I'm not liking the question for its imprecision; it should say unconditional/marginal probabilities of 10% and 20% (IMO without this qualification, we are struggling to figure exactly what 10% and 20% mean), but...

We can figure the implied default correlation here. From above:

COVARIANCE(a,b) = Correlation(a,b)StdDev(a)StdDev(b) = E(ab) - E(a)E(b), so:
Correlation(a,b) = [E(ab) - E(a)E(b)]/[StdDev(a)StdDev(b)]

and using your variance for a bernouilli above, StdDev(a) = SQRT[a(1-a)], so
Default correlation(a,b) = [3% - (10%)(20%)]/(SQRT[90%*10%]*SQRT[80%]*[20%]) = 0.083

you don't need all that, of course, the question only needs a tiny 2 x 2 "migration matrix:"

0 1
0 73% 17%
1 7% 3%

Let me know if that doesn't answer your question. David

 

[mikey10011]

Sorry David but it didn't answer my question.

For example, where did you get E(ab)=3%? If I read Jorian correctly (p. 425), E(AB)=Prob(A and B) = 0.15%.

Note that your answer of 0.083 is not one choices for answering Jorian's question (p. 420).

 

[David Harper CFA FRM]

Sorry, I was looking at 18.8. Re 18.9, okay, the same idea is used. From Gujarati,

COVARIANCE(a,b) = E(ab) - E(a)E(b), or
E(ab) = E(a)E(b) + COVARIANCE(a,b)

So, per the above, you can substitute Covariance(a,b) with Correlation(a,b)Volatility(a)Volatility(b) and then solve for Correlation.

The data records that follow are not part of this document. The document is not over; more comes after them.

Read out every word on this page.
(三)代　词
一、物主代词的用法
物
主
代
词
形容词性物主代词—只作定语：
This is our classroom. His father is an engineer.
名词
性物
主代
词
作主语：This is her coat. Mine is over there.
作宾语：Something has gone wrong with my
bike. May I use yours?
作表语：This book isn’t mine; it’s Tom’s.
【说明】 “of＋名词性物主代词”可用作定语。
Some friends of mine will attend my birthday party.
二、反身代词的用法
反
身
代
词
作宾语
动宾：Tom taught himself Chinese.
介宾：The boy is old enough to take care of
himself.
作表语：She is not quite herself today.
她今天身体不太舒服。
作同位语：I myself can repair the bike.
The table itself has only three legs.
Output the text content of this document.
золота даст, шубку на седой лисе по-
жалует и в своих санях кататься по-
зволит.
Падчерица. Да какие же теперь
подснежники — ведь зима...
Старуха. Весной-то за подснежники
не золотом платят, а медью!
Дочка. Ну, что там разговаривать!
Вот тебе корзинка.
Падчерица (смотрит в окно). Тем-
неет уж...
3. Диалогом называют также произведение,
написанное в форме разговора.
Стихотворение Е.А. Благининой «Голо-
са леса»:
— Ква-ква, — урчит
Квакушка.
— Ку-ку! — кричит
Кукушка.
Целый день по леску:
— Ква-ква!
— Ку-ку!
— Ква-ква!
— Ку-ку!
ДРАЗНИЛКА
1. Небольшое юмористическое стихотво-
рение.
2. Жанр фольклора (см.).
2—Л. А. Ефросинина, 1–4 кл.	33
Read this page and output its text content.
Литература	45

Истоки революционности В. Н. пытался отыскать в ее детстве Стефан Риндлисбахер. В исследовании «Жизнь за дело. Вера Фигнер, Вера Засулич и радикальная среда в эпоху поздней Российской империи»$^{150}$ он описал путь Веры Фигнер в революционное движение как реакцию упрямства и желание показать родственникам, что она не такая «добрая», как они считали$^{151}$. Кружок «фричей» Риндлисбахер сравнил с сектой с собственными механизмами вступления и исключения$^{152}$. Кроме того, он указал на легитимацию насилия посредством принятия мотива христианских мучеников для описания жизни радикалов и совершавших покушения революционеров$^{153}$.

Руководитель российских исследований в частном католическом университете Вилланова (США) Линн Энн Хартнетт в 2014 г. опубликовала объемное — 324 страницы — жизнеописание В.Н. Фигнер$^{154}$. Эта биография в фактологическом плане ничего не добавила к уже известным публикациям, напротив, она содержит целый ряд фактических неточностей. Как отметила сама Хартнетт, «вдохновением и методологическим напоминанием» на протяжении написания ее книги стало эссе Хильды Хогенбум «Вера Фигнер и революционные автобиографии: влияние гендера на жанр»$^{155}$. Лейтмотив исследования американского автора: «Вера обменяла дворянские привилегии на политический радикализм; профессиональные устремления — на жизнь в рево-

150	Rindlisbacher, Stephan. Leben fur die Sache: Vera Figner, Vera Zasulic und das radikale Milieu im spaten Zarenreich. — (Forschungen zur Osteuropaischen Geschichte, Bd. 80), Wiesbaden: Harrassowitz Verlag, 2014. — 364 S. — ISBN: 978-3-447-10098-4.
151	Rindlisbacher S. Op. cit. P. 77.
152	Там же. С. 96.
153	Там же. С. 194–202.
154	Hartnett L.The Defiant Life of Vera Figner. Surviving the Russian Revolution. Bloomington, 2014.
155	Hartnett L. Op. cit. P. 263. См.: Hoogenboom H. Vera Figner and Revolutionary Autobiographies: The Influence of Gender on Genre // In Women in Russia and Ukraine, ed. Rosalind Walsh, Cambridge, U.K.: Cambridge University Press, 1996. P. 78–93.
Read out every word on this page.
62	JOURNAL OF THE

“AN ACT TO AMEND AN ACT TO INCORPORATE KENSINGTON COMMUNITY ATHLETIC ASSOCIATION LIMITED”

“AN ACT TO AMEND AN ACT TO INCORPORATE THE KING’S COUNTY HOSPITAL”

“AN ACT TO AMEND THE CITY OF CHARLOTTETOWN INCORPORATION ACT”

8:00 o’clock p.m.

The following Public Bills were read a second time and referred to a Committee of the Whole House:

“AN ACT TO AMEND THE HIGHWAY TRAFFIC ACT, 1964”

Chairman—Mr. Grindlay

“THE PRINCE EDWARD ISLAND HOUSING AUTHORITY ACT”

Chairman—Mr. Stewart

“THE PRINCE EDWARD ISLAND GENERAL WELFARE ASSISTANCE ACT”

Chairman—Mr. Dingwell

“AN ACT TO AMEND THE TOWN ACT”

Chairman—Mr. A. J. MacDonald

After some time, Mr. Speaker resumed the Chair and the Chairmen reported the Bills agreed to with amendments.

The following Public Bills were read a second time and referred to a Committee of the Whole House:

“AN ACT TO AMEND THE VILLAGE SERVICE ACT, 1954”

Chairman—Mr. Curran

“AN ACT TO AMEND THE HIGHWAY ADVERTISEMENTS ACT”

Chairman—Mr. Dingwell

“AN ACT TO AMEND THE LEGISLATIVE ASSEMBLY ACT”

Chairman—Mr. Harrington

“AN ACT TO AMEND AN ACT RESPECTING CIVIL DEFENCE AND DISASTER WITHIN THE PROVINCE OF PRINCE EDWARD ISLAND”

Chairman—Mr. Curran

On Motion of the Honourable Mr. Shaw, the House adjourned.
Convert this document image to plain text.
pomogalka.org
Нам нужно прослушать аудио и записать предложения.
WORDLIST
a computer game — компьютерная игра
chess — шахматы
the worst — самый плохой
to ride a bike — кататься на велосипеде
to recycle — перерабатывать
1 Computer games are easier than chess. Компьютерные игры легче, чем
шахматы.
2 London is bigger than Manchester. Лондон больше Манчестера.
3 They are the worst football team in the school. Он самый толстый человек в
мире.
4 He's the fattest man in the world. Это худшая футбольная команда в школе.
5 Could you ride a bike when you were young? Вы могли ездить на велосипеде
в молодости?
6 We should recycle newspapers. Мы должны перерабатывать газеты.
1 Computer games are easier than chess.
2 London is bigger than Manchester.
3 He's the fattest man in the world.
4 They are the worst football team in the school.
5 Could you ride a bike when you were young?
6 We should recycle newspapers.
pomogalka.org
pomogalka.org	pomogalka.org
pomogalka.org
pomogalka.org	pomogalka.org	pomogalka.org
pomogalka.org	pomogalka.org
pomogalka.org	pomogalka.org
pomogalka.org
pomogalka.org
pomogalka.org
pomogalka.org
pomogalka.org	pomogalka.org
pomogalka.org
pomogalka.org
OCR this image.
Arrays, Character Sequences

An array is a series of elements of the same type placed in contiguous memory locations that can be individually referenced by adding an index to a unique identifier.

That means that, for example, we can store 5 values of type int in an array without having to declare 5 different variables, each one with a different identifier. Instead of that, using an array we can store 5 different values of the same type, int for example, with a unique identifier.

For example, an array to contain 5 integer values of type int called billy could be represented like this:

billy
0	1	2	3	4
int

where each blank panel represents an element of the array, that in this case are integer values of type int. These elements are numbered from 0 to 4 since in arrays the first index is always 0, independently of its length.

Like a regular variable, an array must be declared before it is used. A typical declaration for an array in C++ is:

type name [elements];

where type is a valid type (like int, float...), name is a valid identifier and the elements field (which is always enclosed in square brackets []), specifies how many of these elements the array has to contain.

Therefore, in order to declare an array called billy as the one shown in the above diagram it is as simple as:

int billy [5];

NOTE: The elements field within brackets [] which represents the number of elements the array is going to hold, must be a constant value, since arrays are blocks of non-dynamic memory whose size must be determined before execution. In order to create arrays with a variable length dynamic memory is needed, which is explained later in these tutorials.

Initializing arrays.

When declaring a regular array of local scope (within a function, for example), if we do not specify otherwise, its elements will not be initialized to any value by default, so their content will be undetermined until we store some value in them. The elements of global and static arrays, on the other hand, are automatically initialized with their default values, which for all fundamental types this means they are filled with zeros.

Here the joint probability E(ab) is given as .15%. If you are asking about E(), given it is a bernoulli, the E(a) = p(default)*1 + p(no default)*0 = p(default)
Maybe that is the issue? for a bernouilli, the E(a) = p(a) if default is defined as 1.

when the question says joint probability of default = 0.15%, it means P(a defaults, b defaults) = P(a=1,b=1) = 0.15%. And E[ab] = P[ab]*(1)(1) = P[ab]. So you raise a good point, that p(a) is not necessarily equal to E(a). Rather E(a) = p(a)*f(a) but for Bernoulli's the f(a) = 1 so it's implicit.

David

 

[mikey10011]

E[ab]=P[ab]*(1)(1). That's it--thanks!

Glad I'm going though Jorian's FRM Handbook. There are so many subtleties from these elementary building block concepts.